As an example of smuggling in complex specified information that is purported to be generated for free, consider the work of Thomas Schneider. Schneider heads a laboratory of experimental and computational biology at the National Cancer Institute. He is well-versed in Shannon’s theory of information, regularly applies it in his research, and devotes considerable space to it on his website.[2] In the summer of 2000, he published an article in Nucleic Acids Research titled “Evolution of Biological Information.”[3] In that paper, he identified a computational phase space consisting of all sequences 256 letters in length constructed from a four-letter alphabet [cf. the four nucleotide bases]. The phase space therefore consisted of 4^256 sequences, or approximately 10^154 sequences. Starting with an evolutionary algorithm acting on a randomly chosen sequence from the phase space, Schneider then purported to generate an information-rich sequence corresponding to a finely tuned genetic control system in which one part of the genome codes for proteins that precisely bind to another part of the genome. To model genetic control, Schneider divided his 256-letter computational genomes essentially in half, treating the first half as what he called a “weight matrix” and the second half as binding sites. The optimization task of his evolutionary algorithm was to get the weight matrix to match up suitably with the binding sites. Here the weight matrix corresponded to translation and protein folding of natural biological systems, and the binding sites corresponded to locations on DNA where these proteins would then bind.

The details here are not that important. What is important is the discrepancy between what Schneider thinks his computer simulation establishes and what it in fact establishes. Schneider thinks that he has generated complex specified information for free, or as he puts it, “from scratch.” Early in his article he writes, “The necessary information should be able to evolve from scratch.”[4] Later in the article he claims to have established precisely that: “The program simulates the process of evolution of new binding sites from scratch.”[5] According to Schneider, the advantage of his simulation over other simulations that attempt to generate complex specified information  (like Richard Dawkins’s biomorphs program and Thomas Ray’s Tierra environment) is that Schneider’s program “starts with a completely random genome, and no further intervention is required.”[6] Schneider gives his readers to believe that he has decisively confirmed the full sufficiency of the Darwinian mechanism to account for biological information. Accordingly, he claims his model “addresses the question of how life gains information, … [and]  shows explicitly how this information gain comes about from mutation and selection, without any other external influence.”[7]
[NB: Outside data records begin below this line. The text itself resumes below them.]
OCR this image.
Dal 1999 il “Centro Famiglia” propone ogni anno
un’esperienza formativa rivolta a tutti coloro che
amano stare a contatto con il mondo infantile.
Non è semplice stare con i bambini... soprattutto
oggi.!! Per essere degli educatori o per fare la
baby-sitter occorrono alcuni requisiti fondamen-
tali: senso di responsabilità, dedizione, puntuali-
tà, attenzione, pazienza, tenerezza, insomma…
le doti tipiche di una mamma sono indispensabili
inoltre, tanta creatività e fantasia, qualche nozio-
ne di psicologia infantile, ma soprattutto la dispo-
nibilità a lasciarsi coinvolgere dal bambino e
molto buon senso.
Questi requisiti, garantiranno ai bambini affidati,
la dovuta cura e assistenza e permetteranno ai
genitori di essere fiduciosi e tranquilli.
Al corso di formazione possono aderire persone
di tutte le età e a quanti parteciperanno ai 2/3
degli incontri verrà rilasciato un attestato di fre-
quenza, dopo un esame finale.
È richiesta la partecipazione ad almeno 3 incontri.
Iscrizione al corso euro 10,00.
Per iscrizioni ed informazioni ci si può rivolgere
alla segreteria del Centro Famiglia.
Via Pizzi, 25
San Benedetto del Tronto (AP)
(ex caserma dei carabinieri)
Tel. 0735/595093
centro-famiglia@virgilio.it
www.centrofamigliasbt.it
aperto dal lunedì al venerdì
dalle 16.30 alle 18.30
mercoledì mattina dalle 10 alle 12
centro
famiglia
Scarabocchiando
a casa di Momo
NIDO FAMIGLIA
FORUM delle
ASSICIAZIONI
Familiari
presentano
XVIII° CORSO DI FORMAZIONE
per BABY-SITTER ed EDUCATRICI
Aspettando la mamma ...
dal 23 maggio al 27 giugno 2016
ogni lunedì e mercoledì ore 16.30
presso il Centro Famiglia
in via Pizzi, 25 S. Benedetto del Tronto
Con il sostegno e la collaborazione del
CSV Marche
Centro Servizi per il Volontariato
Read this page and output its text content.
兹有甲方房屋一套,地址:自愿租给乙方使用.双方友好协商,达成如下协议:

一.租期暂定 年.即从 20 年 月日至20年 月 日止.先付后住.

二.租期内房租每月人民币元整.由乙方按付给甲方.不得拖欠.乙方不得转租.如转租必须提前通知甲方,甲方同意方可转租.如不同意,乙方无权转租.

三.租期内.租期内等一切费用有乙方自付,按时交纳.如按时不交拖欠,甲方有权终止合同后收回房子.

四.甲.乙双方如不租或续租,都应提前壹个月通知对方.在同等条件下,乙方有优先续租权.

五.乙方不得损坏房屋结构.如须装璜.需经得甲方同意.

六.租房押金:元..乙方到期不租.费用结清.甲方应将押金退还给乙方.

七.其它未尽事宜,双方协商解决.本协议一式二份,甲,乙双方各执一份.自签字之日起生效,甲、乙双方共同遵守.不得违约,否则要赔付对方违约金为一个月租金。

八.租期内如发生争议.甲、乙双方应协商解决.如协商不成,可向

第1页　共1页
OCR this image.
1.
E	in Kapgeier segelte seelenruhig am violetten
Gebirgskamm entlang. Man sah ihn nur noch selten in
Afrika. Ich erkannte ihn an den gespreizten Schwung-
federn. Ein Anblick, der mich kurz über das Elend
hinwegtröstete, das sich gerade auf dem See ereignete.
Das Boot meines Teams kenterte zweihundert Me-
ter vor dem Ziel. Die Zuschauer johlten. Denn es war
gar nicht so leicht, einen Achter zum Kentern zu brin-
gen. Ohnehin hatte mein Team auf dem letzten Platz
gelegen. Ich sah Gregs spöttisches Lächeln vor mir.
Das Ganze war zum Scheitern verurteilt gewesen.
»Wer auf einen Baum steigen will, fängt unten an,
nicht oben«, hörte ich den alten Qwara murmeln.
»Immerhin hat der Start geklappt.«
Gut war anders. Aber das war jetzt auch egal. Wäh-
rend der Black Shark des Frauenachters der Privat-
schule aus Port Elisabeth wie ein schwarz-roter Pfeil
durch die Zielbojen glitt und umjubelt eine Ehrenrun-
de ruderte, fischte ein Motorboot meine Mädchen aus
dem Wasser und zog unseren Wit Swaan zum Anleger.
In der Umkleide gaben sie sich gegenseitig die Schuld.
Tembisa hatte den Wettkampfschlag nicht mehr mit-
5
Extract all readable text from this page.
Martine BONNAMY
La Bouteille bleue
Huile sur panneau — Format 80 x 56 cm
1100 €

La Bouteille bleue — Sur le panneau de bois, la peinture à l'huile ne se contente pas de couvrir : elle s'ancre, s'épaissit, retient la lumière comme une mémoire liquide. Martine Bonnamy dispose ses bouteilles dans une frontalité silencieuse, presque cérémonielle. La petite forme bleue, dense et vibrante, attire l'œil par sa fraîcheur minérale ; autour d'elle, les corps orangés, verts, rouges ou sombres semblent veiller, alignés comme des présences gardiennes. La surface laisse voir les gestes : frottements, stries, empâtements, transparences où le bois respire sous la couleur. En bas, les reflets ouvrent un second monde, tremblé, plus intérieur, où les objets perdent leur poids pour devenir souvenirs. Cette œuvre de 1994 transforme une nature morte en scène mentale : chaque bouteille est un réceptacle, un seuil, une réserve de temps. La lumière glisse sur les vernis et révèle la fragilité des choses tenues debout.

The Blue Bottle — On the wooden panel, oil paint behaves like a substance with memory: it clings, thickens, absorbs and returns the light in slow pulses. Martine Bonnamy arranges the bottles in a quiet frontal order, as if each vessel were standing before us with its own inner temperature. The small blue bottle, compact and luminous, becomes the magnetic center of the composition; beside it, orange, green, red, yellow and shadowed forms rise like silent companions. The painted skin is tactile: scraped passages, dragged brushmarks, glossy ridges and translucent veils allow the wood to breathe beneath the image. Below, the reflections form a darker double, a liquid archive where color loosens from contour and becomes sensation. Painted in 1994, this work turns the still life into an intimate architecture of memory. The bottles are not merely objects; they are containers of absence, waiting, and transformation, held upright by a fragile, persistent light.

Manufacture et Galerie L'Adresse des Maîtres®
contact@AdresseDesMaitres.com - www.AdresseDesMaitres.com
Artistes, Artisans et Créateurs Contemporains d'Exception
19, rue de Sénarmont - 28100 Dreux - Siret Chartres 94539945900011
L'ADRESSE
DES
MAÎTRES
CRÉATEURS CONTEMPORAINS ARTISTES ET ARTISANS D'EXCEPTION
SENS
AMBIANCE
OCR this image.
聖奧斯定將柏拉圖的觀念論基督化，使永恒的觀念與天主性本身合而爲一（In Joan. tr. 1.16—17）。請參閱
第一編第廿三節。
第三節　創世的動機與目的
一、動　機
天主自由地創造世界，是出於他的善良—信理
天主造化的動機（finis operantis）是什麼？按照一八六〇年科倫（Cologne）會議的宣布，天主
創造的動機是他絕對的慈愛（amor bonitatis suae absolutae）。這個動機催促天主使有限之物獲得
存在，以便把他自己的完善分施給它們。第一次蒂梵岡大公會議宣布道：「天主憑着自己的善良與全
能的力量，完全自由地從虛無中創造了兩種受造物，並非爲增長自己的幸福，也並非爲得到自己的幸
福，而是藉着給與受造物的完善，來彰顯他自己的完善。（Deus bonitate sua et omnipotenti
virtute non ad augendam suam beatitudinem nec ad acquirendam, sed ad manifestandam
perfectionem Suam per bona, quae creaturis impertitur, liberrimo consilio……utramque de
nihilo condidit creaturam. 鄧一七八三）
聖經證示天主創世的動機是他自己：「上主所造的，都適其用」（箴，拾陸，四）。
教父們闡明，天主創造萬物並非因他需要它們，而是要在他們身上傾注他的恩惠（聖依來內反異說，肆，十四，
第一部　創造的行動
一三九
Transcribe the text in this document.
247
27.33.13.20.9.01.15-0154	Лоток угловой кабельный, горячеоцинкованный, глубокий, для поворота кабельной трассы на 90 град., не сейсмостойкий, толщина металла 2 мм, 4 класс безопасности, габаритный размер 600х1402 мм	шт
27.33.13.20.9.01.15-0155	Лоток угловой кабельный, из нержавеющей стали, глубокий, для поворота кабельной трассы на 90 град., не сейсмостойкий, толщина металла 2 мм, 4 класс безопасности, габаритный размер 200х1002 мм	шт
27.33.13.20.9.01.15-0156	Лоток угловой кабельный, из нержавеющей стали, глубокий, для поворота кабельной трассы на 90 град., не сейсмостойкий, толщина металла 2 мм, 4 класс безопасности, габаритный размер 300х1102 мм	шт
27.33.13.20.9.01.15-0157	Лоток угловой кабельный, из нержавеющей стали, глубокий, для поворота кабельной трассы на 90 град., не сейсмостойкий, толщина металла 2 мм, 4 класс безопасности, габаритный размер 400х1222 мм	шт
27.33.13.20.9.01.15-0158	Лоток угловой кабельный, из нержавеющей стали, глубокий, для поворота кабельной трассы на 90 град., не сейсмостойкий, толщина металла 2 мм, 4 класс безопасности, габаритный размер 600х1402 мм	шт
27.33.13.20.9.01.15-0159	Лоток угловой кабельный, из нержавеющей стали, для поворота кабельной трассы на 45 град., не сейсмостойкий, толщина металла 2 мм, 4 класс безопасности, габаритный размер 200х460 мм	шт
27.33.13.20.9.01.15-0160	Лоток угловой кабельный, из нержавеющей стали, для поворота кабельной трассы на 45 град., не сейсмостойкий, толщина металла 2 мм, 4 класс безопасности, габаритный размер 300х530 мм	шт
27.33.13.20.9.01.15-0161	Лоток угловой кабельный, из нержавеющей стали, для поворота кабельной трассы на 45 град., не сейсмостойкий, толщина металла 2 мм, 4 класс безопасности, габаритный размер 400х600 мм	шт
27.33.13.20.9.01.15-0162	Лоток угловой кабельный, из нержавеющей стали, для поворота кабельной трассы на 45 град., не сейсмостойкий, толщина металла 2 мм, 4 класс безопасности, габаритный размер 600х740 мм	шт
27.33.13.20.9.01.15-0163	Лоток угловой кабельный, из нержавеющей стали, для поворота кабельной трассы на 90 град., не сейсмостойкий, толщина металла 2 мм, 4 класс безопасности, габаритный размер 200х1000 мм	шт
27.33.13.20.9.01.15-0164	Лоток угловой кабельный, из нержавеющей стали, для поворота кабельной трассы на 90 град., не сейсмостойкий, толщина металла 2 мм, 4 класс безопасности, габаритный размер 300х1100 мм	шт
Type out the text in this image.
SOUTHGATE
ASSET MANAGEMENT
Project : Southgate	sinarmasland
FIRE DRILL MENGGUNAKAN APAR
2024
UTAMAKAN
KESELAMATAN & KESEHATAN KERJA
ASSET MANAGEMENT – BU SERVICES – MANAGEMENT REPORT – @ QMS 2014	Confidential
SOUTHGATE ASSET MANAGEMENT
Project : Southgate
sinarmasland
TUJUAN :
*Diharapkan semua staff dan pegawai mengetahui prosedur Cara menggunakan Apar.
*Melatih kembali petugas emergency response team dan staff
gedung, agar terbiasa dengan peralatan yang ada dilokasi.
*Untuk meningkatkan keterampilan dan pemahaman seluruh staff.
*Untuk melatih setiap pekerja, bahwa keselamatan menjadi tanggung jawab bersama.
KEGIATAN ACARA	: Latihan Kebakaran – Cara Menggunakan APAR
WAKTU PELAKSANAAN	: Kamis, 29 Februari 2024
But has Schneider in fact successfully answered the charge that the Darwinian mechanism is inadequate to generate biological information and in particular complex specified information? In reading Schneider’s article, and more generally when confronting Darwinian scenarios that purport to generate complex specified information for free, I always go back to my days as a graduate student in mathematics teaching undergraduates trigonometry. When it came time to grade their tests, I always had to watch that they didn’t trick me by purporting to establish a trigonometric equality when in fact they didn’t have a clue why one trigonometric expression was equal to another. What students would do is write one expression at the top of the page, the other at the bottom of the page. Then they would manipulate the top expression, transforming it line by line down the middle of the page. Next they would manipulate the bottom expression, transforming it line by line up the middle of the page. In the middle of the page the transformed top and bottom expressions would happily meet, offering no clue how they were related. My challenge was to find where the unwarranted leap occurred (i.e., where the transformation from one expression to the other could no longer be justified).

I find myself in a similar position analyzing Schneider’s article and Darwinian scenarios like his. Schneider claims to have generated complex specified information for free. The No Free Lunch theorems, however, tell us this is not possible. Where, then, has he smuggled in complex specified information? The precise place where he smuggles it in is not hard to find if one knows what to look for. Here is the crucial paragraph in his article:

“The organisms [i.e., the computational sequences in phase space] are subjected to rounds of selection and mutation. First, the number of mistakes made by each organism in the population is determined. Then the half of the population making the least mistakes is allowed to replicate by having their genomes replace (‘kill’) the ones making more mistakes. (To preserve diversity, no eplacement takes place if they are equal.) At every generation, each organism is subjected to one random point mutation in which the original base is obtained one-quarter of the time.”[8]

Within this crucial paragraph, the crucial sentence is: “The number of mistakes made by each organism in the population is determined.” Who or what determines the number of mistakes? Clearly, Schneider had to program any such determination of number of mistakes into his simulation. Moreover, the determination of number of mistakes is the key defining feature of his fitness function, for which optimal fitness corresponds to minimal number of mistakes.

Readers of Richard Dawkins’s The Blind Watchmaker have seen all this before, to wit, in Richard Dawkins’s “Methinks It Is like a Weasel” simulation. To be sure, Schneider’s simulation is more subtle. But the parallels are unmistakable. Like Dawkins’s simulation, Schneider’s simulation starts with a randomly given “genome” and requires no further intervention. Unlike Dawkins’s simulation, Schneider’s does not identify an explicitly given target sequence. Even so, it identifies target sequences implicitly through the choice of fitness function. Moreover, by tying fitness to number of mistakes, Schneider guarantees that the gradients of his fitness function rise gradually and thus that his evolutionary algorithm converges in short order to an optimal computational sequence (optimality being defined in relation to his fitness function). Although once the algorithm starts running, there is no intervention on the part of the investigator.  It is not the case that Schneider didn’t intervene crucially in structuring the fitness function. He did, and this is where he smuggled in the complex specified information that he claimed to obtain from scratch.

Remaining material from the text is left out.